Before I realised I was suffering from any mental illness (ouch! It hurts to use that term on myself but I should own it to own it), it frustrated me to no end that concentrating on anything that required higher level brain function was almost impossible. A workmate (Phil Calcado) once commented on how short an attention span I had when he'd shared a link to a blog post on some topic and he saw me take an entire day to get through reading it. That isn't the normal me by the way.

When my mind was like this and sometimes still is, I don't give up. I persist in reading; doing mind puzzles like crosswords and playing scrabble; writing code outside of work; and painting or being creative in a tangible way. It can take me up to ten times as long to finish a task as I would pre-depression. For me, it was the finishing that made it worth while. That was the point to celebrate and feel triumphant over the fatigue.

My library before the divorce contained many classic books and great works of fiction and non-fiction in every genre you can imagine. It was both my ex-husband and I who loved collecting and reading books. We spent more of our disposable income on books than anything else I can think of, when we were together. Yes, even my shoe collection.

Towards the end of my marriage and the beginning of the depression that almost took me down, I couldn't read anything much at all. My feed reader was always at 1000+ items and the pile of books to read was growing rather than shrinking. That was when I changed tack.

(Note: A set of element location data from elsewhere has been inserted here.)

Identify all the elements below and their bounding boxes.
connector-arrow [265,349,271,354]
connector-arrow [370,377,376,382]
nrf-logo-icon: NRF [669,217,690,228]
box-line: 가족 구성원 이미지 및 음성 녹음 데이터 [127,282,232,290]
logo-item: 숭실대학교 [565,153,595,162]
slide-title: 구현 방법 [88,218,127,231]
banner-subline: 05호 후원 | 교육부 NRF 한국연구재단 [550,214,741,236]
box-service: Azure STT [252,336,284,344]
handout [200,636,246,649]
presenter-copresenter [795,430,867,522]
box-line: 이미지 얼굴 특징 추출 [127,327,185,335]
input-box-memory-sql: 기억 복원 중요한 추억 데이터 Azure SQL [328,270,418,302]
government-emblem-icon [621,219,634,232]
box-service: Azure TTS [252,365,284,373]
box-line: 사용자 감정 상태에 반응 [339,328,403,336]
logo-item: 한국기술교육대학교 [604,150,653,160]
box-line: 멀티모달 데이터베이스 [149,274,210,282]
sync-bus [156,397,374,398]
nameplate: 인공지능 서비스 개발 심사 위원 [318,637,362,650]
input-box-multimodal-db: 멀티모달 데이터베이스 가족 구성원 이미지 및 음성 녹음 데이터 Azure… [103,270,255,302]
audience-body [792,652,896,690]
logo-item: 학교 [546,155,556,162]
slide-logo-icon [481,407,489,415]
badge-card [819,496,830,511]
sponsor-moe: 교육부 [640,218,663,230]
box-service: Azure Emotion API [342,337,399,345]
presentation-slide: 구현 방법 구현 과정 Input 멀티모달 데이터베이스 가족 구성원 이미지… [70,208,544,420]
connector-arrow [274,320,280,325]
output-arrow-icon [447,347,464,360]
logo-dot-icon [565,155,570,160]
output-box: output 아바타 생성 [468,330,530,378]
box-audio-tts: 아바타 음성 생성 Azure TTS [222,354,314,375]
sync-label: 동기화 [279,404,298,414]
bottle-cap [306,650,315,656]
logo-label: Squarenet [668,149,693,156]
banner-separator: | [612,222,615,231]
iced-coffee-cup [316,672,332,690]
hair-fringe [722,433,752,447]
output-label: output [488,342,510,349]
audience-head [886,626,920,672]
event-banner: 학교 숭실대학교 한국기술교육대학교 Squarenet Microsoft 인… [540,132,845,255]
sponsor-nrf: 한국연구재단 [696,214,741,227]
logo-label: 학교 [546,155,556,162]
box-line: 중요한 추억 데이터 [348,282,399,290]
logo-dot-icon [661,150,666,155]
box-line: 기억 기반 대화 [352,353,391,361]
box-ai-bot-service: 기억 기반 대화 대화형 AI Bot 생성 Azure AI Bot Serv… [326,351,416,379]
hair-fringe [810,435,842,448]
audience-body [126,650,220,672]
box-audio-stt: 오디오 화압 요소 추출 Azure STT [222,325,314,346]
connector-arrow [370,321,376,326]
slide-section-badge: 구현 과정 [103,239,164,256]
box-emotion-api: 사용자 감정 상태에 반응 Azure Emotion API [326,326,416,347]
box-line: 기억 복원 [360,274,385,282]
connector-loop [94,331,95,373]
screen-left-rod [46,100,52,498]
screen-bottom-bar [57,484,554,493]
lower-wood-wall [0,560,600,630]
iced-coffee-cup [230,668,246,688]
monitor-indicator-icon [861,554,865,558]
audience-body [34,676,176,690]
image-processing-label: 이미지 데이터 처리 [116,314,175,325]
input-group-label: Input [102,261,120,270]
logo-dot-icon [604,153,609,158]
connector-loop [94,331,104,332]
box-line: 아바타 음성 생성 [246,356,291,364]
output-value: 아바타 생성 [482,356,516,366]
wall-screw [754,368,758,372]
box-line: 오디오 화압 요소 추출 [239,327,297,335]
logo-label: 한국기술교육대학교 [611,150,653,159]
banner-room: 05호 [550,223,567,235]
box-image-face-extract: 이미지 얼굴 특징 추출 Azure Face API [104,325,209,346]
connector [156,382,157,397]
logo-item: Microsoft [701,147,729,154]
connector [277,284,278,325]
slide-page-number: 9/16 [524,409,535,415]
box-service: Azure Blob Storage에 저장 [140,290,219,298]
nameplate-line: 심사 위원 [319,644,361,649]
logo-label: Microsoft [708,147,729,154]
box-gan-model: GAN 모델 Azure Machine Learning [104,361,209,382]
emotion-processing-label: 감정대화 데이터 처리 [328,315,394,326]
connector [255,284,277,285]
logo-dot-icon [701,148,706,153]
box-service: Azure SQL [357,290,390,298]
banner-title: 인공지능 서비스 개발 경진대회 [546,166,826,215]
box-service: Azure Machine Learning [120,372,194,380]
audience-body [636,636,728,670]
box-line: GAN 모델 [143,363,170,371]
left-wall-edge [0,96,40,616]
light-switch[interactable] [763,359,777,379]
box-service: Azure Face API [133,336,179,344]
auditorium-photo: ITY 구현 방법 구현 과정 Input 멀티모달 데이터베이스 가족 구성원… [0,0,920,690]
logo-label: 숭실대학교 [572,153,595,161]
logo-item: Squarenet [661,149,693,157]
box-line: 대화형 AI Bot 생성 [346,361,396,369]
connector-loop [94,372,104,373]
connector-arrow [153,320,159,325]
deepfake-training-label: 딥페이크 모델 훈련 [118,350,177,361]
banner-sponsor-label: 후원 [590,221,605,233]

The new feeds I subscribed to were short reads from comics and picture blogs with lolcats to one paragraph updates from comedians and teenage girls circumnavigating the world. Stuff that didn't strain my brain but still allowed me to read. At that time, my book club decided to read the first book of the Twilight series. If you have been living under a rock then it's about a teenage girl in a small American country town who has a chaste relationship with a vegetarian vampire. It's been described as a man falling in love with his food in a New Zealander kind of way :)

The writing is simple and aimed at teenage girls and housewives. Oprah wouldn't touch it on her book club and most book geeks will deny ever having even touched the books. There are four in the series and I read them all. They were a breeze to read and took me around three to four weeks to work my way through them. The achievement I felt at the end of finishing the series was brilliant. I'd managed to absorb the simple plot and get to know the characters without much effort. Yes, they will not win the Pulitzer or Nobel in Literature but they made reading accessible to me.

My ex put them down at any chance he got and made sure I knew he thought them to be for pathetic women with no lives or brain cells. For me, that did not matter. I started them and read them all the way through. Like the lolcats and 140 character tweets that kept me entertained in those days, they also helped me keep my brain in use. That was valuable.

Now, I read a lot more feeds with a lot more words. My books are becoming more complex and challenging intellectually but I keep the fluff around and still roll in it like a dog who has found a dead fruit bat in the tropics.

What matters is not what you read but that you do read. Elitism is a way of excluding people and only makes the insecure feel superior long enough until the self-doubt kicks in and makes them find fault in something else.

Read whatever you want. Play Scrabble or Upwords. Giggle at pictures of badly spelled cakes or comic books with excessive violence. It doesn't matter what does it for you at the time, just keep doing it. Yes, therapy + medication + environment will help you but so will keeping the brain going.

Thank you sparkly vampires and teenage angst. Thank you cheezeburger cats and the Watchmen. Thanks for keeping me ticking. I appreciate you.